Las Vegas Sun

March 28, 2024

Report: Yucca Mountain costs double other alternatives

Sun coverage

WASHINGTON -- A government report released today said developing Yucca Mountain would cost twice as much as other options for storing nuclear waste, but that both interim or on-site storage alternatives would face long-term costs and potential political pitfalls.

The report comes the day after a longtime advocate of nuclear power said during a speech in Washington that the Yucca Mountain project is dead.

Nevada’s lawmakers said the developments are more evidence that the proposed nuclear waste dump 90 miles north of Las Vegas will not be built.

“This $100 billion dinosaur’s days are numbered,” Democratic Rep. Shelley Berkley said in a statement. “It’s long past time those who produced this nuclear garbage take responsibility for finding a real solution to this issue.”

Former Sen. Pete Domenici, the New Mexico Republican who had been chairman of two powerful committees handling Yucca Mountain issues, said during a talk Tuesday at the National Press Club that it was time to consider alternatives to Yucca Mountain.

"We need to be realistic here," Domenici said, according to an account in ClimateWire, which is also published on the New York Times Web site. “Yucca Mountain, once chosen as the site for permanent disposal of nuclear waste, is dead."

Senate Majority Leader Harry Reid has said he has received assurances from the Obama administration that the Yucca Mountain project will be zeroed out in next year’s federal budget, which is expected by February.

The Government Accountability Office report released today had been requested by Reid, Republican Sen.

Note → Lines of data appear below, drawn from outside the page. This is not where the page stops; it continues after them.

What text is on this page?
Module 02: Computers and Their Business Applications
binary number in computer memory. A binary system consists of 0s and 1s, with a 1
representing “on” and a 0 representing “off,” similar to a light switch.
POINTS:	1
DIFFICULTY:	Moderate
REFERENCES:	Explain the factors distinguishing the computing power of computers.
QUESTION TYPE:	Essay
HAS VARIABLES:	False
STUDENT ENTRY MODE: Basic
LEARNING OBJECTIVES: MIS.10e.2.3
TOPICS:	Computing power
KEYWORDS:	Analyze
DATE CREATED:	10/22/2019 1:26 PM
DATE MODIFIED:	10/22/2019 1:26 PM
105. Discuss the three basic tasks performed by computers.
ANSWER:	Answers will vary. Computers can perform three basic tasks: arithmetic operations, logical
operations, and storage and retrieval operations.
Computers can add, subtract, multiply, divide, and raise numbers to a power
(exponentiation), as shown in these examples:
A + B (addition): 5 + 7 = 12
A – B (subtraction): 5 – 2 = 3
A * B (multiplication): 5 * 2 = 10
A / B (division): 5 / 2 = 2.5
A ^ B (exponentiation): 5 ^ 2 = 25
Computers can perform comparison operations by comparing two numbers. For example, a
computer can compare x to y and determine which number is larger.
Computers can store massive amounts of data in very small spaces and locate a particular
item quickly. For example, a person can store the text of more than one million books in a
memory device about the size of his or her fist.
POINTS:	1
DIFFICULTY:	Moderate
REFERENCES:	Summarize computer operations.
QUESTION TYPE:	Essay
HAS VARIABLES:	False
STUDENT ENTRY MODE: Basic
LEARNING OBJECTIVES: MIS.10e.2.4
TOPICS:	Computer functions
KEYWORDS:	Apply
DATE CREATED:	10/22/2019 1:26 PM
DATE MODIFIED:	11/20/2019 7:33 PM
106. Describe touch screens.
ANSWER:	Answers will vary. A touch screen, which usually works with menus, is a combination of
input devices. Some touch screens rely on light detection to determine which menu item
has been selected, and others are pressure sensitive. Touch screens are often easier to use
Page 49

John Ensign and Democratic Sen. Barbara Boxer of California, who is chair of the Environment and Public Works committee.

The report surveys the higher costs of Yucca Mountain compared to storing nuclear waste where it now sits at existing nuclear power plants or at a pair of interim storage facilities. Operating Yucca Mountain at double its planned capacity would cost between $41 billion and $67 billion, compared to $13 billion to $34 billion for on-site storage handling similar quantities of waste or $15 billion to $29 billion for interim storage.

However, the report notes that even if waste were stored at an on-site or interim storage facility, it would still be needed to be relocated eventually to a geologic storage facility, which would create additional costs. The report also noted political challenges of siting a storage facility and relocating the waste through communities.

Still, Nevada’s lawmakers welcomed the report as highlighting what they have long claimed – that temporary storage would be cheaper than Yucca Mountain.

“This report confirms what most Nevadans already know, that the President made the right decision to stop the Yucca Mountain Project and focus on finding alternatives to dealing with nuclear waste,” Reid said in a statement.